Chaque année, des héritiers reçoivent un “contrat de révélation” envoyé par un cabinet de généalogie leur indiquant qu’ils ont des droits sur une succession. Un document inattendu, qui peut désarçonner, et qu’il ne faut surtout pas signer trop vite, malgré l’envie d’en savoir plus. Explications.
Il arrive que les notaires éprouvent des difficultés à liquider une succession. Dans certains cas, la complexité des situations nécessite de faire appel à des généalogistes successoraux pour retrouver d’éventuels héritiers. Ces professionnels libéraux mènent des enquêtes, farfouillent dans les archives municipales et tentent de recoller les pièces manquantes des puzzles familiaux. Quand ils touchent au but, les cabinets envoient à l’héritier qui s’ignore, un contrat de révélation. Un document qui l’informe de ses droits à faire valoir dans le cadre d’une succession.
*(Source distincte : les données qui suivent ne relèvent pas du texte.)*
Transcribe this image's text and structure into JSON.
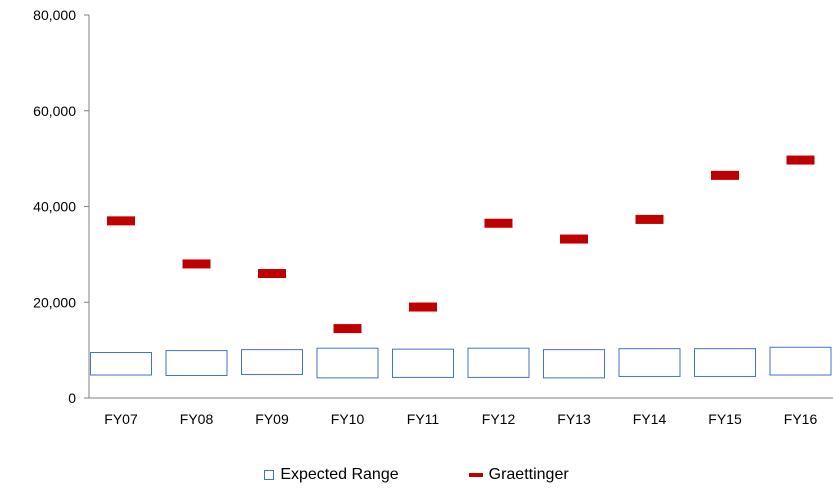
{
  "chart_data": {
    "type": "bar",
    "categories": [
      "FY07",
      "FY08",
      "FY09",
      "FY10",
      "FY11",
      "FY12",
      "FY13",
      "FY14",
      "FY15",
      "FY16"
    ],
    "series": [
      {
        "name": "Expected Range",
        "ranges": [
          [
            4800,
            9500
          ],
          [
            4700,
            9900
          ],
          [
            4900,
            10100
          ],
          [
            4200,
            10400
          ],
          [
            4300,
            10200
          ],
          [
            4300,
            10400
          ],
          [
            4200,
            10100
          ],
          [
            4500,
            10300
          ],
          [
            4500,
            10300
          ],
          [
            4800,
            10600
          ]
        ],
        "color": "#4472C4"
      },
      {
        "name": "Graettinger",
        "values": [
          37000,
          28000,
          26000,
          14500,
          19000,
          36500,
          33200,
          37300,
          46500,
          49700
        ],
        "color": "#C00000"
      }
    ],
    "yticks": [
      "0",
      "20,000",
      "40,000",
      "60,000",
      "80,000"
    ],
    "ylim": [
      0,
      80000
    ],
    "grid": false,
    "legend": "bottom"
  }
}
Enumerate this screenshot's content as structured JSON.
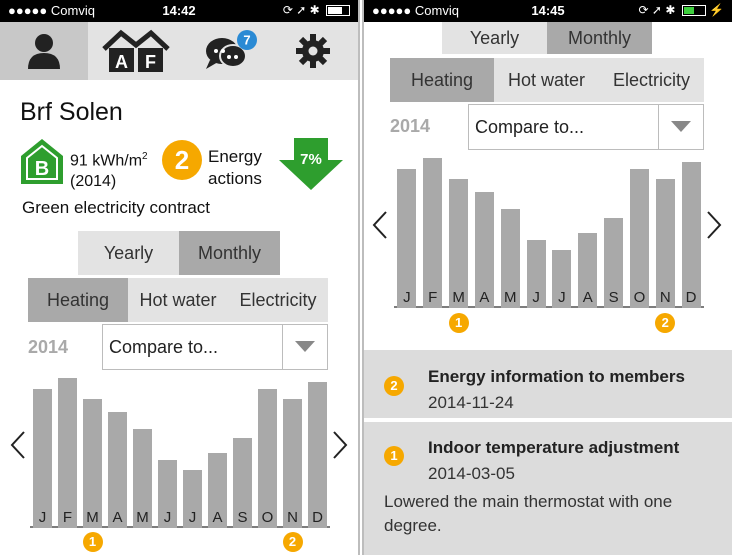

Mais ce contrat fait parfois l’objet d’abus de la part de cabinets peu scrupuleux… C’est pourquoi, Capital vous détaille les points essentiels qui doivent être particulièrement scrutés à réception du contrat : le mandat, le talon de rétractation, les coordonnées du médiateur en cas de conflit, les frais de recherche et le pourcentage pris sur la succession par le généalogiste.
Après avoir pris connaissance du contrat, le premier réflexe est de s’assurer que le cabinet de généalogie est bien mandaté par une personne ayant un “intérêt direct et légitime à l’identification des héritiers ou au règlement de la succession” (notaire, avocat, maire d’une commune, syndic de copropriété…). C’est une obligation légale qui pèse sur le professionnel. “Nul ne peut se livrer ou prêter son concours à la recherche d’héritier dans une succession ouverte ou dont un actif a été omis lors du règlement de la succession, s’il n’est porteur d’un mandat donné à cette fin”, détaille la loi du 23 juin 2006 portant réforme des successions et des libéralités.
Par ailleurs, “un talon de rétractation doit figurer sur le contrat de révélation”, précise le généalogiste Pierre Kerlévéo, installé à Lille depuis 1981. Ce talon permet à l’héritier de faire machine-arrière à compter de la signature du contrat. Il dispose de 14 jours calendaires (week-ends et jours fériés compris). Un délai prévu par l’article L121-21 du Code de la consommation. Autre mention qui doit être présente dans le contrat : les coordonnées du Médiateur de la consommation auprès de Généalogistes de France et Généalogie professionnelle. Une mention rendue obligatoire par la loi Hamon relative à la consommation du 17 mars 2014. “Le médiateur, Gérard Gaucher, est un ancien magistrat professionnel, souligne Pierre Kerlévéo. En rapprochant les parties lors d’une conciliation, il peut éviter un passage par le tribunal.”